We hope that this guide will help those of you who are interested to use honorifics in a way that makes your RP feel more like the magical girl shows you love, and offer an extra dimension of character development for you to explore. If it's not your cup of tea, then perhaps instead you can use it to interpret the RP of others, or just to glean a little extra information from the next subtitled anime you watch.
These familial honorifics are both more complex and less important to us as roleplayers. Referring to another character as "sister" or "big sis" in English, for instance, can usually convey the same tone, so we would tend to stick to English for these.
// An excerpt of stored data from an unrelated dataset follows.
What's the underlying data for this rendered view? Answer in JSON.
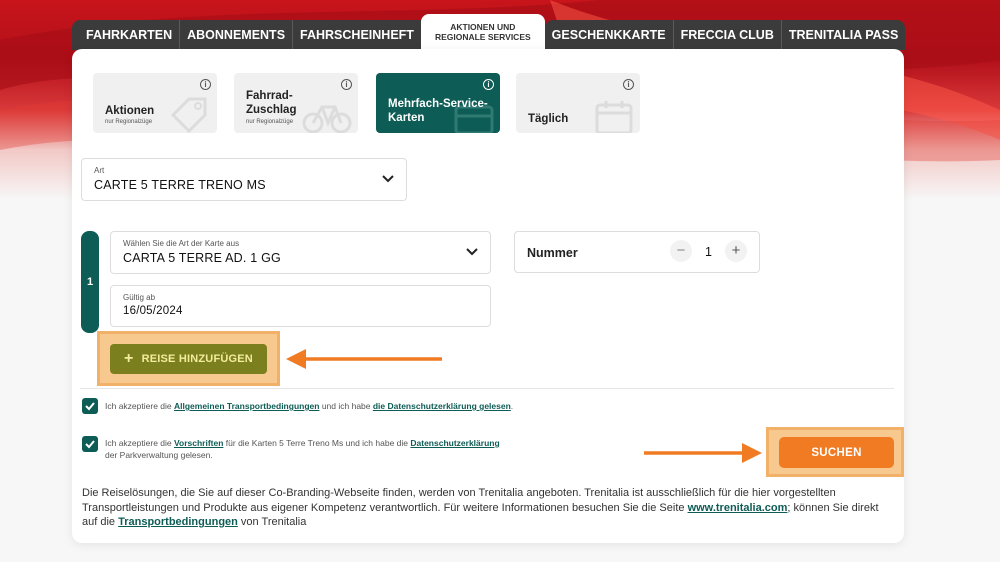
{
  "tabs": [
    {
      "label": "FAHRKARTEN"
    },
    {
      "label": "ABONNEMENTS"
    },
    {
      "label": "FAHRSCHEINHEFT"
    },
    {
      "label_line1": "AKTIONEN UND",
      "label_line2": "REGIONALE SERVICES",
      "active": true
    },
    {
      "label": "GESCHENKKARTE"
    },
    {
      "label": "FRECCIA CLUB"
    },
    {
      "label": "TRENITALIA PASS"
    }
  ],
  "type_tiles": [
    {
      "title": "Aktionen",
      "subtitle": "nur Regionalzüge",
      "icon": "tag-icon"
    },
    {
      "title_line1": "Fahrrad-",
      "title_line2": "Zuschlag",
      "subtitle": "nur Regionalzüge",
      "icon": "bicycle-icon"
    },
    {
      "title_line1": "Mehrfach-Service-",
      "title_line2": "Karten",
      "icon": "card-icon",
      "active": true
    },
    {
      "title": "Täglich",
      "icon": "calendar-icon"
    }
  ],
  "info_glyph": "i",
  "art_select": {
    "label": "Art",
    "value": "CARTE 5 TERRE TRENO MS"
  },
  "trip": {
    "number": "1",
    "card_type": {
      "label": "Wählen Sie die Art der Karte aus",
      "value": "CARTA 5 TERRE AD. 1 GG"
    },
    "valid_from": {
      "label": "Gültig ab",
      "value": "16/05/2024"
    },
    "quantity": {
      "label": "Nummer",
      "value": "1",
      "minus": "−",
      "plus": "+"
    }
  },
  "add_trip_button": {
    "label": "REISE HINZUFÜGEN",
    "plus": "+"
  },
  "consent1": {
    "t1": "Ich akzeptiere die ",
    "link1": "Allgemeinen Transportbedingungen",
    "t2": " und ich habe ",
    "link2": "die Datenschutzerklärung gelesen",
    "t3": "."
  },
  "consent2": {
    "t1": "Ich akzeptiere die ",
    "link1": "Vorschriften",
    "t2": " für die Karten 5 Terre Treno Ms und ich habe die ",
    "link2": "Datenschutzerklärung",
    "t3": "der Parkverwaltung gelesen."
  },
  "search_button": {
    "label": "SUCHEN"
  },
  "disclaimer": {
    "t1": "Die Reiselösungen, die Sie auf dieser Co-Branding-Webseite finden, werden von Trenitalia angeboten. Trenitalia ist ausschließlich für die hier vorgestellten Transportleistungen und Produkte aus eigener Kompetenz verantwortlich. Für weitere Informationen besuchen Sie die Seite ",
    "link1": "www.trenitalia.com",
    "t2": "; können Sie direkt auf die ",
    "link2": "Transportbedingungen",
    "t3": " von Trenitalia"
  },
  "colors": {
    "accent_green": "#0d5c55",
    "add_button": "#7c7f1d",
    "search_button": "#f07b22",
    "highlight": "#f8c98f",
    "arrow": "#f07b22",
    "tab_bar": "#3b3b3b"
  }
}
However, for those who are interested, we will briefly touch on a few family honorifics.
-neesan, -niisan: Older sister and older brother, respectively. As noted earlier, a simple -chan is generally sufficient among siblings, but to specifically refer to your older sibling, or someone you consider to fill the same role, you can use these honorifics. It's a bit precious, but not as much as -tan, say. Variations include adding 'o' (-oneesan) for greater respect, or changing to 'chan' (-niichan) for greater affection, or casually chopping to a simple -nee and -nii.
-basan, -jisan, -baasan, -jiisan: Respectively, 'aunt,' uncle,' 'grandmother,' and 'grandfather.' These can be used to refer to your actual family members, but are often used metaphorically for older people in general ("What is that aunt over there doing?"). This is not inherently offensive, but can be touchy subject for those who are not old enough for the term, as one sees with the schoolgirl referred to as "auntie" or even "grandma" by her juniors.